Como saber o que sente a alma? Por isso, é essencial nascer de um sonho, como se o sonho despertasse comigo, na morte do sonho. Fiquei no sonho, sem sonhar. A única realidade do sonho é o meu ser. O ser, quando está sem sonhos, ama. Medem-se os sonhos pelo amor. Quando o amor se mistura com os sonhos, não sou eu, sou o amor! O amor diviniza os sonhos, os deixa descobrir a vida sem a vida! Há sonhos que dependem do amanhecer para existirem! O sonho nunca está completo, continua em outro sonho! O sonho dura na escuridão do dia, que é o dia em pura luz! O nascer de um sonho supera os sonhos, não sabe o que há na luz, por isso possui a escuridão. A escuridão é um sonho eterno, onde sou feliz, pois ninguém me vê, então essa alegria é só minha. Ela me quis, eu permiti que ela invadisse meus sonhos, num suspiro, sem o silêncio da dor.
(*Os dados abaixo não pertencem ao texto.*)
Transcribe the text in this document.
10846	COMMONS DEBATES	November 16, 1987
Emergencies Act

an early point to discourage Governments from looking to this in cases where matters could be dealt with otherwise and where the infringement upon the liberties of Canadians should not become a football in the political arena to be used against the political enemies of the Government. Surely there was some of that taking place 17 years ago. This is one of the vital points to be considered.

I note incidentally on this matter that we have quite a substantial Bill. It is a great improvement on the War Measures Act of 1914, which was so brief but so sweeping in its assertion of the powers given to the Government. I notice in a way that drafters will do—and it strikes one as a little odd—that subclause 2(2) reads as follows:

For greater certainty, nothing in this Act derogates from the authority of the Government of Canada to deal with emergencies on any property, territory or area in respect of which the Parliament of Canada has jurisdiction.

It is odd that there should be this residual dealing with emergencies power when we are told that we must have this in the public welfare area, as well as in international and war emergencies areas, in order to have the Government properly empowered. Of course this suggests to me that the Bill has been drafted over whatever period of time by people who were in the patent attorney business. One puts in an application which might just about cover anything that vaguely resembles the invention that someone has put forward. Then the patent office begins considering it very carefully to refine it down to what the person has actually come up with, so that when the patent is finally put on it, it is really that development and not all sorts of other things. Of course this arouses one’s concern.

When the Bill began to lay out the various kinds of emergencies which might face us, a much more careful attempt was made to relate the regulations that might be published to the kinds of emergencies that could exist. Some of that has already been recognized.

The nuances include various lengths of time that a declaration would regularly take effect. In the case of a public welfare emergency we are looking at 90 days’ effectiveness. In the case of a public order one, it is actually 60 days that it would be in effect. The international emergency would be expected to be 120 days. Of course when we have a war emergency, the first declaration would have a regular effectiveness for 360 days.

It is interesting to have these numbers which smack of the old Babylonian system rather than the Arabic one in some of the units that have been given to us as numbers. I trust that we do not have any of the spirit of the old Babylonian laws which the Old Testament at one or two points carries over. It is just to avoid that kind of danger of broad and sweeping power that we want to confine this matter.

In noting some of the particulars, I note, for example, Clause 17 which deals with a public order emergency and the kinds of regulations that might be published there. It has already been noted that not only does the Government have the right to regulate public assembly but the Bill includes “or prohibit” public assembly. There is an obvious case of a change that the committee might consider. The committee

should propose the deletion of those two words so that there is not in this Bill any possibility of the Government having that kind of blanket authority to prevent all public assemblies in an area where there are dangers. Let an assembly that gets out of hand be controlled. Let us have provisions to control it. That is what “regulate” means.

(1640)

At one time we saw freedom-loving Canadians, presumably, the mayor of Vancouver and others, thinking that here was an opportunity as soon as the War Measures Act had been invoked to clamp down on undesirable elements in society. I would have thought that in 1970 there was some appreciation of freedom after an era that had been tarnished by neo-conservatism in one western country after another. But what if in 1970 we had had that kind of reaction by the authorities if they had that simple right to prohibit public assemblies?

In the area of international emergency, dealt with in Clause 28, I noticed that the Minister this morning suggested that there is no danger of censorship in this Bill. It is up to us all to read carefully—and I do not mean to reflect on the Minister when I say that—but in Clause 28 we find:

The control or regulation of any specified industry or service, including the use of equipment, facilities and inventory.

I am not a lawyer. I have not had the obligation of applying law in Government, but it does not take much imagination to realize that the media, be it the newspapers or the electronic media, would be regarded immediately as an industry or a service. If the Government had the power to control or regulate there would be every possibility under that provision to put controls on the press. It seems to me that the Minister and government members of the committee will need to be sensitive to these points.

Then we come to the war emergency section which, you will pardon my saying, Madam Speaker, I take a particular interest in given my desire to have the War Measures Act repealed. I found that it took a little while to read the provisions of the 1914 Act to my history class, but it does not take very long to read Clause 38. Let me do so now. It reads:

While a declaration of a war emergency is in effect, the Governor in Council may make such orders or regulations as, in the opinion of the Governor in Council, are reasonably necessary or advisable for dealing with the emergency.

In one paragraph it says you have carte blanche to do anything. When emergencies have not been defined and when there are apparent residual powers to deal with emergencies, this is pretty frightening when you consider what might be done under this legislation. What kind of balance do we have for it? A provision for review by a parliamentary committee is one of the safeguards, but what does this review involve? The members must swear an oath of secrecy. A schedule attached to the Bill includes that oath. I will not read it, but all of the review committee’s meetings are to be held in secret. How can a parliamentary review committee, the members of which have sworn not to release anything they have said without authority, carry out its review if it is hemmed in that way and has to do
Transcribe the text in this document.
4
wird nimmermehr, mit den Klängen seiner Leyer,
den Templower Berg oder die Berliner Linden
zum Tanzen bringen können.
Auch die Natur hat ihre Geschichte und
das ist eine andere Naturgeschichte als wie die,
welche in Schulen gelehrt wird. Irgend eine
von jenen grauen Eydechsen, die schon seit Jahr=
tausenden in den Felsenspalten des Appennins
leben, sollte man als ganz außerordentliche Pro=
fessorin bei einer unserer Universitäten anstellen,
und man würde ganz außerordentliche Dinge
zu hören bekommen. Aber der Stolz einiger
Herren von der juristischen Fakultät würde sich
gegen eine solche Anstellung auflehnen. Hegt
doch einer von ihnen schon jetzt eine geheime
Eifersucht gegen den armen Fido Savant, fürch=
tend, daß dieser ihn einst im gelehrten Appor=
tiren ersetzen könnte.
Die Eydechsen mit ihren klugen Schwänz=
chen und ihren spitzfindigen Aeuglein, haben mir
A dor é o sonho idealizado, nunca se concretiza, por isso faz mais parte de mim do que os meus sonhos. Enfim, suspirei em mim o respirar da vida, que é maior do que o céu, do que a minha vontade de ser feliz!

Pensar infinito é estagnar no que não sou

Meu corpo se decompõe, para se proteger da alma. O corpo não se habituaria a ser alma. Ninguém pode me encontrar como fuga, nem como encontro. Encontraste meu vazio sem mim, na distância do mar, onde o vazio se expande. O inencontrável no vazio é o amor, que nunca é vazio, é só. O amor protege a solidão, num vazio sem fim. As feridas da alma se assemelham à realidade, sem nenhuma dor. Alegria, vieste como sonho, onde a vida te vê, te sente, pelos sonhos que não tive. Sem sonhar, nem a vida é possível. Mas eu quis a vida, no possível de mim. Escrever tira-me toda possibilidade de existir. Escrever não é existir. A mágoa me faz escrever o que não imaginava sentir. A distância de mim é a vida do meu pensamento. Livre, apenas o amor é livre, como se conhecesse meu pensar. Sem a vida, tudo permanece no infinito de mim mesma. A ilusão é uma maneira de perder a esperança na fé. O céu vive na ilusão do infinito, tudo tem fim, até o amor, que continua o mesmo no fim. O fim é o infinito maior. O céu não é finito, nem infinito, é uma paz, longe do tempo, que permanece sem o fim, sem o infinito.